Transit riders in Yellowknife can expect a new system of routes and a new-look service by the summer of 2022, city documents state.
The contract to run Yellowknife’s transit service is up for renewal. The city’s plans for the next five-year contract are set out in a request for proposals.
In that document, the city says it expects to roll out new routes by July 2022 following a public engagement earlier that year.
In 2019, an examination of the existing three routes suggested Yellowknife could have a more efficient and frequent service by switching to two routes instead.
There was also enthusiasm among councillors for bus service to be extended to Kam Lake, which currently has no access to transit.

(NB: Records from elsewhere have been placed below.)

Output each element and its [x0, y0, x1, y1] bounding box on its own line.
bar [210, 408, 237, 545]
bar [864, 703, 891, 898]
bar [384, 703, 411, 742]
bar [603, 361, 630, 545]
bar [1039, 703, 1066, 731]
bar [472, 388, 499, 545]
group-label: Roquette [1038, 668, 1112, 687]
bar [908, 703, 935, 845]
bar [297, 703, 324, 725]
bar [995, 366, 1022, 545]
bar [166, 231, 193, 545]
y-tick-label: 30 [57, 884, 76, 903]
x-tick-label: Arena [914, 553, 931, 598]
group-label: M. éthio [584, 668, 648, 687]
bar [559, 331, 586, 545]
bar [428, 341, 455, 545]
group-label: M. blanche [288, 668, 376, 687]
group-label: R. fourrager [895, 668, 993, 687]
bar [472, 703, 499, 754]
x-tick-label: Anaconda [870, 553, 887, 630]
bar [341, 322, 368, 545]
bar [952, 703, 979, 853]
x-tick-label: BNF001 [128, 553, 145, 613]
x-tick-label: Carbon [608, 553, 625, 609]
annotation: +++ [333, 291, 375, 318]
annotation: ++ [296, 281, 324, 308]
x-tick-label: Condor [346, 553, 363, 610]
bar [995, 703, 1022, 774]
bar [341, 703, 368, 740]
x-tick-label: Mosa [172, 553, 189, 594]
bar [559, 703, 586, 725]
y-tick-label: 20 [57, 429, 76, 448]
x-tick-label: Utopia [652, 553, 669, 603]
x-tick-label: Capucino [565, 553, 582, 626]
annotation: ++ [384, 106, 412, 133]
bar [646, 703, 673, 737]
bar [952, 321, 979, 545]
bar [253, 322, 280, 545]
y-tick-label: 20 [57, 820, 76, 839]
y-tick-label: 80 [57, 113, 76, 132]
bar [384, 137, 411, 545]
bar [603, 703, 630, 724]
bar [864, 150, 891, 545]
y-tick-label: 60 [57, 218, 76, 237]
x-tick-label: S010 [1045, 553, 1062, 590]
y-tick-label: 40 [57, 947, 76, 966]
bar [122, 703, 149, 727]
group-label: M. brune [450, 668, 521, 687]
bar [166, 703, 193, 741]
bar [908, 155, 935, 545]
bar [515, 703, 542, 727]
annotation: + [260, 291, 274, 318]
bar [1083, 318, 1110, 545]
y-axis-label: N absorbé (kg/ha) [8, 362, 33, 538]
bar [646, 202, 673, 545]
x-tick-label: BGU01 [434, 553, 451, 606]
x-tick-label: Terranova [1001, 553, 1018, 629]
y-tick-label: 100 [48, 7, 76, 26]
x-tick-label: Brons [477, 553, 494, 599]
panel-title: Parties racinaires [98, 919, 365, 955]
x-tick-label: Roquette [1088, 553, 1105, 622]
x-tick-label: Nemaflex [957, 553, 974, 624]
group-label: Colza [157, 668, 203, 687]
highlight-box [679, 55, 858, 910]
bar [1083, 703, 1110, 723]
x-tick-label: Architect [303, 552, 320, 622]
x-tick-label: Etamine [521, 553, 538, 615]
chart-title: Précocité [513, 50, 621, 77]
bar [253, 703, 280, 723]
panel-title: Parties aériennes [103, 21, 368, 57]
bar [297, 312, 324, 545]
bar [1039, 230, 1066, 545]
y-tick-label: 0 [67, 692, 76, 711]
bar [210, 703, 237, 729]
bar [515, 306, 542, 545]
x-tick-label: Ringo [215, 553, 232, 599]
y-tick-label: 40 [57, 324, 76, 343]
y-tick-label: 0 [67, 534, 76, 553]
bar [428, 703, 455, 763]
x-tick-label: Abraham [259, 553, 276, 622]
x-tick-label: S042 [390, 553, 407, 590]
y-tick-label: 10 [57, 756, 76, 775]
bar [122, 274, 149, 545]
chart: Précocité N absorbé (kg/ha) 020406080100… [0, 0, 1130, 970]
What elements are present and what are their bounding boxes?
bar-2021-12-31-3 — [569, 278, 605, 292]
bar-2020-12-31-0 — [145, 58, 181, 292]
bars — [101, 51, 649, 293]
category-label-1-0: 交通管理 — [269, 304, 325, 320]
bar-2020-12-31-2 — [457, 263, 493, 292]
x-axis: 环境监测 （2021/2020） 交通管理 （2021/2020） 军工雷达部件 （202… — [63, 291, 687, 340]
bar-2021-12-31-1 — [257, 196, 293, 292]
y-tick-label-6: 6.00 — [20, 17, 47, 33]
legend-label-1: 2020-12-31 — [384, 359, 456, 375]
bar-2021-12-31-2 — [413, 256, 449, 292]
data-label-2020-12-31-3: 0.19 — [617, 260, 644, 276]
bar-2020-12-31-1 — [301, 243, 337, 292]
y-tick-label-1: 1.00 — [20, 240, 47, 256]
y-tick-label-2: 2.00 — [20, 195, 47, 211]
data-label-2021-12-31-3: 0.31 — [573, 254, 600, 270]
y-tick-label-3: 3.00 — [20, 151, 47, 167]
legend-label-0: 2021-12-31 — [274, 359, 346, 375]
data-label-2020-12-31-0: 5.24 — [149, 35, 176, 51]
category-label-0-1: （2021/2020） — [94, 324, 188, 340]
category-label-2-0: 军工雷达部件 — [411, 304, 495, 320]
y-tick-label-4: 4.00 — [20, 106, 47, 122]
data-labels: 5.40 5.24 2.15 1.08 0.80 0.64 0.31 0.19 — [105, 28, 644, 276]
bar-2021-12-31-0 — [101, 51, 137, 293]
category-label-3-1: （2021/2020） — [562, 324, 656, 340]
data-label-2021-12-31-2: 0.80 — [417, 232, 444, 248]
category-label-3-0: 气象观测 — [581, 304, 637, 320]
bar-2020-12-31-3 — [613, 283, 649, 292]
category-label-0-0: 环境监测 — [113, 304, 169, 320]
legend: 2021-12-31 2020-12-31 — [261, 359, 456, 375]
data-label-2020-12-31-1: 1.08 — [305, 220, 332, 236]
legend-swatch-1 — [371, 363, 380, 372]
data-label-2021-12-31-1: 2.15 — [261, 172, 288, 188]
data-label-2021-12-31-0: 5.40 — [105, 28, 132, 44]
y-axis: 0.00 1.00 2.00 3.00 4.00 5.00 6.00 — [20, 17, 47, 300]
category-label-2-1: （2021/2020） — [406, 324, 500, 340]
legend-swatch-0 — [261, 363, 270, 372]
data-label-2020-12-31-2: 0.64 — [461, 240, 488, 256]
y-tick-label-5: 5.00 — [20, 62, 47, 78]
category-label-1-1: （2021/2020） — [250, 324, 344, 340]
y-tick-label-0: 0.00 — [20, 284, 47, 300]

A map of proposed future routes prepared by the City of Yellowknife lists three routes, but in effect reduces the number to two.
While the routes are not final, the map shows a “YK connector” that runs from Ndilǫ to Finlayson Drive with a Kam Lake extension, and a route from Borden Drive to Forrest Drive that includes downtown Yellowknife. A third route, the “Niven loop,” is simply an extension of the Borden-Forrest route operated by the same bus.
The Borden-Forrest route already exists. At the moment, Yellowknife’s two other routes include one serving Niven and Old Town, and one from Range Lake to the downtown core. It’s currently not possible to cross Yellowknife by bus without changing services downtown.
The contract to run transit in Yellowknife also includes responsibility for the city’s accessible bus service.
The new contract will kick in on September 1, 2021 and run until 2026.
Details of new routes are expected to be finalized by the end of 2021, followed by a public engagement from January to March 2022 and a rebranding of the transit system that spring. The new routes, including service to Kam Lake, would begin on July 2, 2022.
The city stresses that timeline is tentative and subject to change.
Yellowknife has the only public transit system in the Northwest Territories but councillors were told in 2019 that use of the buses had “flatlined” since the system’s last major overhaul in 2014.
Two years ago, the city saw an average of 15 people on buses for every hour the transit service was on the road.